Ever forward, creeps the future.
But does so slowly. Unnoticed.
You think "Tomorrow will be the same thing as today, as yesterday was. Nothing really changes." But each new day connects to the one before it, with its tiny alterations. The days start to add up. And so go the weeks. And the months. And the years. As the song says, they start coming and they don't stop.
And by the time you step aside and take stock, fifteen years have gone by, and your baby is now on the brink of sixteen. He's sprouted mustache hairs.
And his voice dropped an octave. I didn't particularly notice that, until the end of last summer. One evening his mom and I were out on an evening walk around the neighborhood, and she got a call. I could overhear the caller - it was some man. Her responses were brief and direct. But when the caller said "when do you think you'll be home?" I then realized that "man" was my kid. I struggled with the notion that the little boy, whose voice very recently had been pitched up to the soprano of an eight-year-old, is now speaking in the basso profundo of an established adult.

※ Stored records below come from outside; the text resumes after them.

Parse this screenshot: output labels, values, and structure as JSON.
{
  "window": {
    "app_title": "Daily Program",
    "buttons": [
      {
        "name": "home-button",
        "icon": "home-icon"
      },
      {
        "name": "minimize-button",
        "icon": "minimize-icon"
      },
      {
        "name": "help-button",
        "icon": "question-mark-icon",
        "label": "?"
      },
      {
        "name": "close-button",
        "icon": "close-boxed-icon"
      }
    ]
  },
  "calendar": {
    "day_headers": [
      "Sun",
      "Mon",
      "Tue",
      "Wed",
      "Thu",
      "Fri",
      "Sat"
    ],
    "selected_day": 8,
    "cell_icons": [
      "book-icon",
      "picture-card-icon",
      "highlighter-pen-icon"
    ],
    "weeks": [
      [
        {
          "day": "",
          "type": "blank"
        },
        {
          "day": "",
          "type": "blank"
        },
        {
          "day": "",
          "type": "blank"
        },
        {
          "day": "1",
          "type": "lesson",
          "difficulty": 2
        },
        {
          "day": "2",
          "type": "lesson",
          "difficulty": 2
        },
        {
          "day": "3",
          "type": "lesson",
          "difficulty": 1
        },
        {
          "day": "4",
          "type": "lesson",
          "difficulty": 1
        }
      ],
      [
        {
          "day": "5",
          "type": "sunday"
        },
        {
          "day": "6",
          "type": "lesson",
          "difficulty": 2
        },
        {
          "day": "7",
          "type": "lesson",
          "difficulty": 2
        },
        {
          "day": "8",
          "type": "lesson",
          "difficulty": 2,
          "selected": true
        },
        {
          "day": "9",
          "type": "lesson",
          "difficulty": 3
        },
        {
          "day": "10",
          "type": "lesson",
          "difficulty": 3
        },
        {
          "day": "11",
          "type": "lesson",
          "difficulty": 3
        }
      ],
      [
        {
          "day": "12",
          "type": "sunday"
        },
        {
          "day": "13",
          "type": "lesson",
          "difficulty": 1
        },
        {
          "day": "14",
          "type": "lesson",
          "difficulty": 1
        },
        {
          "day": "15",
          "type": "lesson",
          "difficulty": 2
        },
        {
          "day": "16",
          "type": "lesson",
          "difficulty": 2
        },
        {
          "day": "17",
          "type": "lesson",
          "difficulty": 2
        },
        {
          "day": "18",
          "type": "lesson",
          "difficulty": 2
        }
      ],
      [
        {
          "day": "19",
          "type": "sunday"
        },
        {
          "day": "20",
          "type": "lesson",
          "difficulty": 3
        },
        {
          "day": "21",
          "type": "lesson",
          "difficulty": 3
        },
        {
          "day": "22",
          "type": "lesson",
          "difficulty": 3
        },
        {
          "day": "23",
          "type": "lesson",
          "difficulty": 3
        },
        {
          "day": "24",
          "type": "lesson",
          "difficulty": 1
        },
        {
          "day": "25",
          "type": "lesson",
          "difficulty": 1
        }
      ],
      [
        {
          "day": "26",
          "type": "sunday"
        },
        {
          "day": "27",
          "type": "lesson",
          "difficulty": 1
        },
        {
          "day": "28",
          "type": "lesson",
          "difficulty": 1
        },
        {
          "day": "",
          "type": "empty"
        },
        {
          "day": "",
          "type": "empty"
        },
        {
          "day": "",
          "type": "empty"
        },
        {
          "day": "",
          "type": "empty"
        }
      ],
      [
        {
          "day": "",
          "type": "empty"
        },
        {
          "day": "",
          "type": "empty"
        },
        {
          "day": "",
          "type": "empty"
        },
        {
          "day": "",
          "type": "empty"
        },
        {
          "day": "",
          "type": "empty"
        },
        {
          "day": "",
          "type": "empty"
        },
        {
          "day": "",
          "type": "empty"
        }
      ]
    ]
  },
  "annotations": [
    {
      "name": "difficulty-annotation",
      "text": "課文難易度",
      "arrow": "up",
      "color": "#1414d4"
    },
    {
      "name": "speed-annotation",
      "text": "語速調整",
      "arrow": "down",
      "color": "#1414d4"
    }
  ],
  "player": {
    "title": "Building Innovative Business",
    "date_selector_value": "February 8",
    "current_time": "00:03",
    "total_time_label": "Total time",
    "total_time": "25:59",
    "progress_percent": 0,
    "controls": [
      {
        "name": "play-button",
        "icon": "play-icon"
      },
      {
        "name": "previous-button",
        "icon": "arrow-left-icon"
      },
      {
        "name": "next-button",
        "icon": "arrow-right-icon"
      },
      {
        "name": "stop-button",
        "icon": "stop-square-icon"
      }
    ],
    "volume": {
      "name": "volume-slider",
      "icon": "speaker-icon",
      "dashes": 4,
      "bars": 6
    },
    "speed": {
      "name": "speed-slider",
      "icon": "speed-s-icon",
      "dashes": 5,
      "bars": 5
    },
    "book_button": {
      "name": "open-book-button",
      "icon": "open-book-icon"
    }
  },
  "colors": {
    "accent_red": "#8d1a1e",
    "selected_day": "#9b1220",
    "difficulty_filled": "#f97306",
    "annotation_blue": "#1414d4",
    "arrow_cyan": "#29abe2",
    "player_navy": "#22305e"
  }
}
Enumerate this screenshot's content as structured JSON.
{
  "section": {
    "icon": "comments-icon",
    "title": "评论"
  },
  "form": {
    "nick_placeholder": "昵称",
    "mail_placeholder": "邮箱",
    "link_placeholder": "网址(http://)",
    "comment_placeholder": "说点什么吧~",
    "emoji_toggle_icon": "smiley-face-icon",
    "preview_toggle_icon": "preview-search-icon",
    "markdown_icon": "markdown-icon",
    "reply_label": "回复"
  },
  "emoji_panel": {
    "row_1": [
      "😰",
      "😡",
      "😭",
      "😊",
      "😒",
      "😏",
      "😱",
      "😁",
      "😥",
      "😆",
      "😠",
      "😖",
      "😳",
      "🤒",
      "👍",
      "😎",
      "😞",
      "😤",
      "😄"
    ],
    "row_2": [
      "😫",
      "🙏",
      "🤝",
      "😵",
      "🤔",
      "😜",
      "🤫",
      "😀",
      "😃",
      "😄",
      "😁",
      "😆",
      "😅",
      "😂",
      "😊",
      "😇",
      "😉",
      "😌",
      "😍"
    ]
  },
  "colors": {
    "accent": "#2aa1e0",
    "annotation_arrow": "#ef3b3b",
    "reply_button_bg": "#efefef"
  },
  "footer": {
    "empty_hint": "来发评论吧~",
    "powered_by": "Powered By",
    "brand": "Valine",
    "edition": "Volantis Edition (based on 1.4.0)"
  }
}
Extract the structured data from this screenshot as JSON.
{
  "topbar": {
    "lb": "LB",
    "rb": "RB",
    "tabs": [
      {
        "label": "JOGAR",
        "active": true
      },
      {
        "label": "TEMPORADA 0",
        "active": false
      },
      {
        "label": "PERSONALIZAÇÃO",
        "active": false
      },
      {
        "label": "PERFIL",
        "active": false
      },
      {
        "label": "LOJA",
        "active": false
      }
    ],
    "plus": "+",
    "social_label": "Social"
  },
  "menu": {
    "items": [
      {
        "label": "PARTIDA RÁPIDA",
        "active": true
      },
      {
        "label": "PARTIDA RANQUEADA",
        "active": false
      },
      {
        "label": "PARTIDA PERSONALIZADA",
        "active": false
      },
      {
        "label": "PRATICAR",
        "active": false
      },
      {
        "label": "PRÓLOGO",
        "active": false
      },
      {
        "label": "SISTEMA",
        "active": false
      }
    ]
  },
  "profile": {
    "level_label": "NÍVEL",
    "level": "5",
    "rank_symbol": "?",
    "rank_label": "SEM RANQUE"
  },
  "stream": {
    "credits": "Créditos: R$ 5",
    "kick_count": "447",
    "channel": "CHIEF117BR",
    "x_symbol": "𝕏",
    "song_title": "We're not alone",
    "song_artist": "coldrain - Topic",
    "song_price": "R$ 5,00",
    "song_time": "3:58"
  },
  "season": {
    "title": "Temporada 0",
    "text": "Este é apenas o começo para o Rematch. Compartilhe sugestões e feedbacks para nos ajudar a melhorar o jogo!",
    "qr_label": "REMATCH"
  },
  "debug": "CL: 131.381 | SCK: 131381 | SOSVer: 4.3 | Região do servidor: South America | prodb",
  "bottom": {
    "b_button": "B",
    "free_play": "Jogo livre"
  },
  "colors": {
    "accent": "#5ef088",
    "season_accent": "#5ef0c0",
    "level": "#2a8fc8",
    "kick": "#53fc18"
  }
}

We've already established him in his first year of high school. His report cards show huge improvements in his efforts and his output, and all his teachers agree he's on track for graduating with excellent grades. He is looking into getting his learner's permit now, too. The kid that was in a booster seat such a short time ago is eager to start driving.
His sisters have all moved out on their own, and they're doing very well: One has been working for several months at a local pizza restaurant (with prospects for becoming management on the fast track), another is gaining momentum in retail sales, and the third is finishing up her second year at a theatrical supply company.
Life has changed immensely since those days when Michael was knocking people silly with his head or pulling the guinea pig cage off the table, or when the girls were fighting over the computer or having screaming meltdowns over doing their homework. Those days my wife and I collapsed into bed at the end of each day, utterly exhausted. Our house regularly looked like a war zone. We ran the dishwasher twice a day, and never caught up on the laundry.
Now, our house remains relatively tidy, and enjoys periods of near silence.
For me, the next phase includes finally completing those home improvement projects I've put off for decades, and shifting gears into a more relaxed, uncluttered, uncomplicated lifestyle.
I'm hoping my wife and I get a chance to travel a bit before the grandkids come along.